Molti decessi associati a COVID-19 si verificano a causa di infezioni batteriche secondarie. Una nuova ricerca mostra che il microbiota dei pazienti con COVID-19 è caratterizzato da una diversità ridotta rispetto a quello delle persone senza la malattia.
I risultati, pubblicati su iScience, suggeriscono che l’insorgenza di COVID-19 determini un’alterazione dell’immunità locale a livello polmonare, indebolendo le difese immunitarie dell’organismo e facilitando lo sviluppo di infezioni secondarie.
Microbioma polmonare e tempesta citochinica
In alcuni soggetti, l’infiammazione dovuta a COVID-19 può innescare una “tempesta di citochine”, che può indebolire il sistema immunitario, aumentando il rischio di contrarre infezioni secondarie che contribuiscono in maniera sostanziale alla mortalità per COVID-19.
I fattori che determinano le infezioni secondarie sono però ancora poco conosciuti.
Per cercare di fare chiarezza su questi fenomeni un team di ricercatori guidati da Kurt Zatloukal e Gregor Gorkiewicz della Medical University of Graz, in Austria, hanno deciso di analizzare le autopsie di pazienti con COVID-19 per determinare le principali patologie sviluppate e identificare le infezioni secondarie.
Biodiversità polmonare ridotta
Il team ha esaminato campioni autoptici di 20 persone con COVID-19 e 14 individui senza la malattia.

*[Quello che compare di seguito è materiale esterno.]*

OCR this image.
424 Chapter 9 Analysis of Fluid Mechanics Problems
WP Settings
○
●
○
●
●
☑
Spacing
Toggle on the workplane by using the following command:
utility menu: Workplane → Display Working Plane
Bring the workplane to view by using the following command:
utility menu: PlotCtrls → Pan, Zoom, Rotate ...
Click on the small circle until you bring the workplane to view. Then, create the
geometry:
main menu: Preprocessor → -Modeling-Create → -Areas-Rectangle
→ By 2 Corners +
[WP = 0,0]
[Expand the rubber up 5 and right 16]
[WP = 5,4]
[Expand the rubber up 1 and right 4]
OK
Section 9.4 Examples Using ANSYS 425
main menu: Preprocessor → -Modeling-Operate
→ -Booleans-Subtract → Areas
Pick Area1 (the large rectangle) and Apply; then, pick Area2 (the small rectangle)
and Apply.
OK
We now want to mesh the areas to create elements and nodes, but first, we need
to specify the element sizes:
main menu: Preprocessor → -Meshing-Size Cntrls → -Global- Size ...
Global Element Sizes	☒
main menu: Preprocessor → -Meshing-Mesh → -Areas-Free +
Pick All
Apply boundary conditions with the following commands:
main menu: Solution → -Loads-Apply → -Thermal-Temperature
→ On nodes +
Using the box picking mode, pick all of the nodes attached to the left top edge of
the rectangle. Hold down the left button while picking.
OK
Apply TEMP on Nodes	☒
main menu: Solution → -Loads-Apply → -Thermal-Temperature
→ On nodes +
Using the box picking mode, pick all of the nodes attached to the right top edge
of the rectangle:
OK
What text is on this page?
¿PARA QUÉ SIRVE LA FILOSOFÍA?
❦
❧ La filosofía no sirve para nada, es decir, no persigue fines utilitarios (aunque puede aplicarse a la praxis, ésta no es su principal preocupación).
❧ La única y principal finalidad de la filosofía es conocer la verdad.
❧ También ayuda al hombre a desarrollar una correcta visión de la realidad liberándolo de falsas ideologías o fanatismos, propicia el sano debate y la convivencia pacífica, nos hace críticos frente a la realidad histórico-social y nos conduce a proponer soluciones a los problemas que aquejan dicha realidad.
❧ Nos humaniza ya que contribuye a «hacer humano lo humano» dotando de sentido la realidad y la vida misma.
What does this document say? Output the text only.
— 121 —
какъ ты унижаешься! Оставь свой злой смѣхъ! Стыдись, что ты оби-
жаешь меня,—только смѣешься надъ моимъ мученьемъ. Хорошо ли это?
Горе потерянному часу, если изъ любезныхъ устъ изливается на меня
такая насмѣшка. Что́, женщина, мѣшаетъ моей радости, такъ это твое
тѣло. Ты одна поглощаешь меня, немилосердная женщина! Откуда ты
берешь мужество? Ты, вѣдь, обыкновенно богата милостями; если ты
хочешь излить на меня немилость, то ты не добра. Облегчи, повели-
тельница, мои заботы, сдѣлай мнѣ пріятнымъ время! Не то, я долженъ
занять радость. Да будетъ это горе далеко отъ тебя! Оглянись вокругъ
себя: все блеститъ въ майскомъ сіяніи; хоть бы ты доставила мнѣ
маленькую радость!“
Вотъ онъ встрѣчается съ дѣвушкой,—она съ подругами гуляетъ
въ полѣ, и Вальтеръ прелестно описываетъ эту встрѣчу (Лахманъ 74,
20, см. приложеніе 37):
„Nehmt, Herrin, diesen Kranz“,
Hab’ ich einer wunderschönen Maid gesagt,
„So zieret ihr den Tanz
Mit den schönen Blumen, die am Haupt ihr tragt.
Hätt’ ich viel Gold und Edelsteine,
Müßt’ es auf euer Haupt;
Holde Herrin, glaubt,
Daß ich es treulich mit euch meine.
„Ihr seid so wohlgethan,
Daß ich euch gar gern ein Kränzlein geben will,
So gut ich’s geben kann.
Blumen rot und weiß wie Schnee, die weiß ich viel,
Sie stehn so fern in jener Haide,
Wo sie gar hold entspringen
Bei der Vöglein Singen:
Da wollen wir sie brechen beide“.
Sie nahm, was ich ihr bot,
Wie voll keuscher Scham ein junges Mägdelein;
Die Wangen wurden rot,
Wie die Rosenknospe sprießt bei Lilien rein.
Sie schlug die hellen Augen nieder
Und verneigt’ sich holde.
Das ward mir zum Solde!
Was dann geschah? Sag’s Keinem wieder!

Come da previsioni, i polmoni sono risultati gli organi più spesso danneggiati nelle persone con COVID-19. I due principali fattori che hanno portato al decesso sono stati il danno alveolare diffuso e la presenza di infezioni secondarie.
Il microbiota polmonare delle persone con COVID-19 è risultato caratterizzato da una diversità ridotta rispetto a quelli dei controlli. Specie fungine e virali diverse da SARS-CoV-2 sono risultate frequenti anche nelle persone con COVID-19.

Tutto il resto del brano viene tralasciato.